= John L. Waller =

American politician, journalist, publisher, businessman, military leader and diplomat

John L. Waller

John Lewis Waller (January 12, 1850 – 1907) was an African American lawyer, politician, journalist, publisher, businessman, military leader, and diplomat whose rise culminated in his becoming the United States consul to Madagascar. He was the grandfather of Negro World editor, poet, composer, and lyricist Andy Razaf. (Razaf's frequent collaborator, musician Fats Waller, was no relation.)

Waller was born to slavery in New Madrid County, Missouri. At the end of the American Civil War, he moved with his family to a farm in Tama County, Iowa. Waller's formal education, begun in 1863, ended with his graduation from high school in Toledo, Iowa.

== Political career ==
Waller entered politics while living in Iowa. While living in Cedar Rapids and working as a barber, he was permitted to use the law library of Judge N.M. Hubbard.

Waller passed the bar in October 1877. On May 1 of the next year, he moved to Topeka, Kansas, in response to "Pap" Singleton's call for African-Americans to colonize the state.

On March 10, 1882, Waller founded the Western Recorder; the newspaper continued publication until 1885 in Lawrence, Kansas. In Topeka, Kansas, during February 1888, Waller and his cousin Anthony Morton established The American Citizen.

In 1888, Waller became the first black presidential elector, supporting the Republican ticket of Benjamin Harrison and Levi Morton. He was charged with the responsibility to transport the results of the Kansan vote to Washington, D.C., that year.

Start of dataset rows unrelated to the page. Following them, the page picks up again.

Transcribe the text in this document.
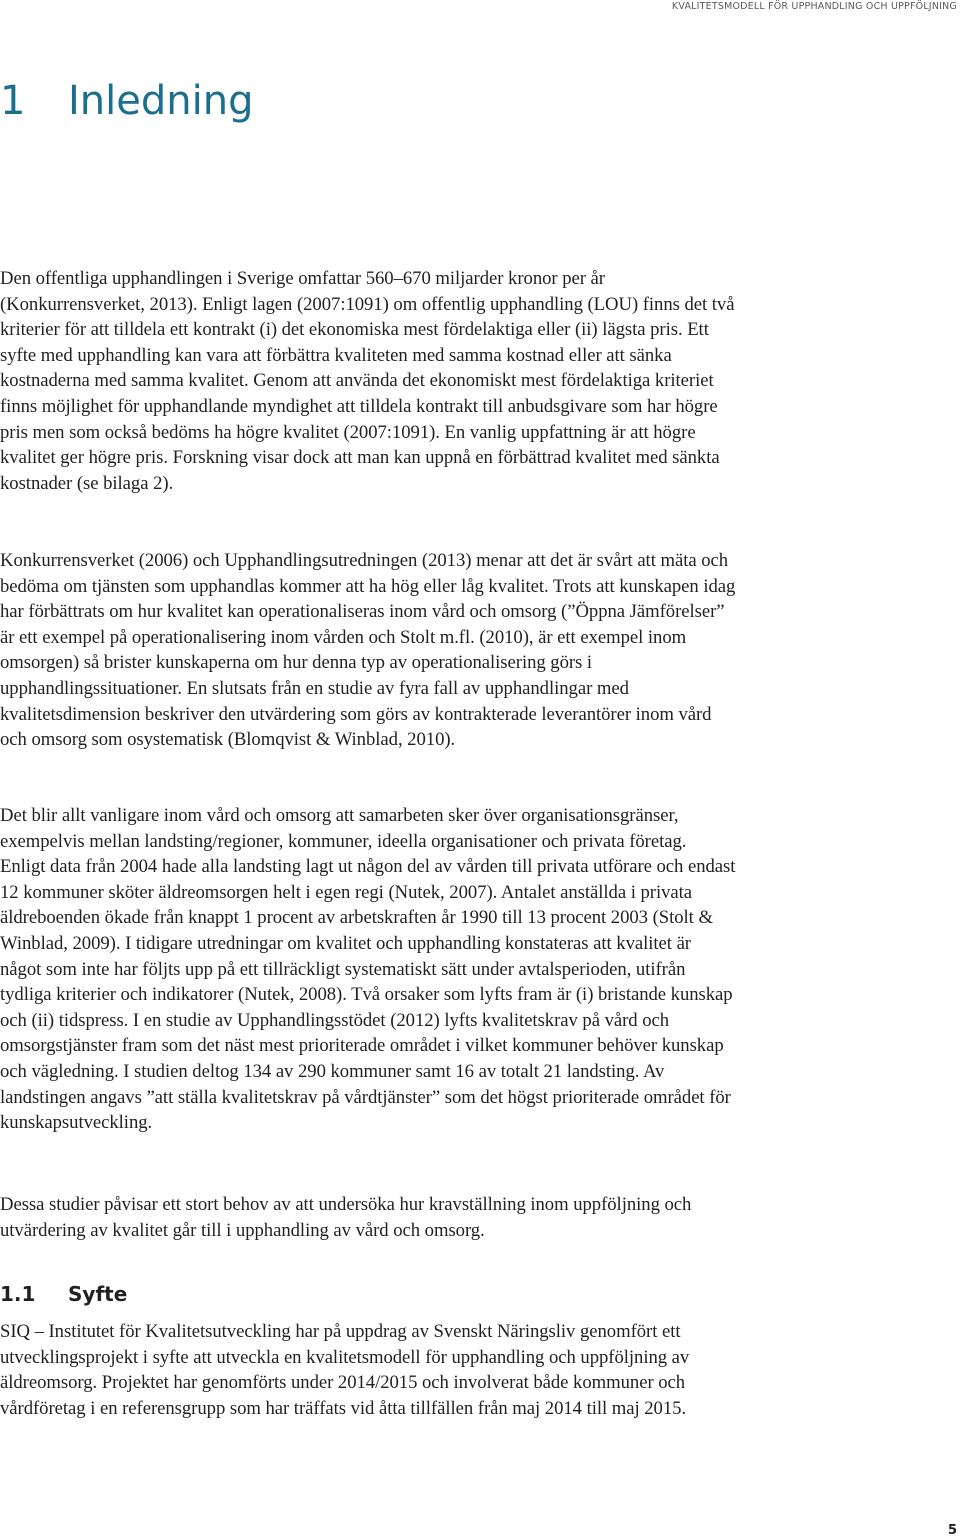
KVALITETSMODELL FÖR UPPHANDLING OCH UPPFÖLJNING
1 Inledning

Den offentliga upphandlingen i Sverige omfattar 560–670 miljarder kronor per år (Konkurrensverket, 2013). Enligt lagen (2007:1091) om offentlig upphandling (LOU) finns det två kriterier för att tilldela ett kontrakt (i) det ekonomiska mest fördelaktiga eller (ii) lägsta pris. Ett syfte med upphandling kan vara att förbättra kvaliteten med samma kostnad eller att sänka kostnaderna med samma kvalitet. Genom att använda det ekonomiskt mest fördelaktiga kriteriet finns möjlighet för upphandlande myndighet att tilldela kontrakt till anbudsgivare som har högre pris men som också bedöms ha högre kvalitet (2007:1091). En vanlig uppfattning är att högre kvalitet ger högre pris. Forskning visar dock att man kan uppnå en förbättrad kvalitet med sänkta kostnader (se bilaga 2).

Konkurrensverket (2006) och Upphandlingsutredningen (2013) menar att det är svårt att mäta och bedöma om tjänsten som upphandlas kommer att ha hög eller låg kvalitet. Trots att kunskapen idag har förbättrats om hur kvalitet kan operationaliseras inom vård och omsorg (”Öppna Jämförelser” är ett exempel på operationalisering inom vården och Stolt m.fl. (2010), är ett exempel inom omsorgen) så brister kunskaperna om hur denna typ av operationalisering görs i upphandlingssituationer. En slutsats från en studie av fyra fall av upphandlingar med kvalitetsdimension beskriver den utvärdering som görs av kontrakterade leverantörer inom vård och omsorg som osystematisk (Blomqvist & Winblad, 2010).

Det blir allt vanligare inom vård och omsorg att samarbeten sker över organisationsgränser, exempelvis mellan landsting/regioner, kommuner, ideella organisationer och privata företag. Enligt data från 2004 hade alla landsting lagt ut någon del av vården till privata utförare och endast 12 kommuner sköter äldreomsorgen helt i egen regi (Nutek, 2007). Antalet anställda i privata äldreboenden ökade från knappt 1 procent av arbetskraften år 1990 till 13 procent 2003 (Stolt & Winblad, 2009). I tidigare utredningar om kvalitet och upphandling konstateras att kvalitet är något som inte har följts upp på ett tillräckligt systematiskt sätt under avtalsperioden, utifrån tydliga kriterier och indikatorer (Nutek, 2008). Två orsaker som lyfts fram är (i) bristande kunskap och (ii) tidspress. I en studie av Upphandlingsstödet (2012) lyfts kvalitetskrav på vård och omsorgstjänster fram som det näst mest prioriterade området i vilket kommuner behöver kunskap och vägledning. I studien deltog 134 av 290 kommuner samt 16 av totalt 21 landsting. Av landstingen angavs ”att ställa kvalitetskrav på vårdtjänster” som det högst prioriterade området för kunskapsutveckling.

Dessa studier påvisar ett stort behov av att undersöka hur kravställning inom uppföljning och utvärdering av kvalitet går till i upphandling av vård och omsorg.

1.1 Syfte

SIQ – Institutet för Kvalitetsutveckling har på uppdrag av Svenskt Näringsliv genomfört ett utvecklingsprojekt i syfte att utveckla en kvalitetsmodell för upphandling och uppföljning av äldreomsorg. Projektet har genomförts under 2014/2015 och involverat både kommuner och vårdföretag i en referensgrupp som har träffats vid åtta tillfällen från maj 2014 till maj 2015.

5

After the election, Waller unsuccessfully campaigned to become the state auditor for Kansas. In 1891, President Harrison named him U.S. consul to the Merina Kingdom of Madagascar.

== Consul to Madagascar and detention by the French ==

As newly appointed consul, Waller traveled to Madagascar with his wife and daughter. He strongly supported Queen Ranavalona III and British and American communities in their efforts to hold off colonial encroachment by the French. Following his election, President Grover Cleveland replaced Waller as consul with Edward Telfair Wetter.

The Waller family had grown close to the royal family. Although his term as consul had ended, Waller decided to stay in Madagascar. The queen granted him a concession of 150000 acre on the southern end of the island, lush with mahogany, ebony, rosewood, and rubber trees. Waller promoted African-American and Mauritian immigration to his concession, offering favorable terms to migrants to what he called "Wallerland". He envisioned an agricultural community free from racism.

In 1895, Waller's teenage daughter Jennie wed Henri Razafinkarefo, nephew of the queen. Later that year, with threats of French invasion looming, Waller had his wife and daughter — now pregnant with the baby who would grow up to be Andy Razaf — sent back to the United States for their safety.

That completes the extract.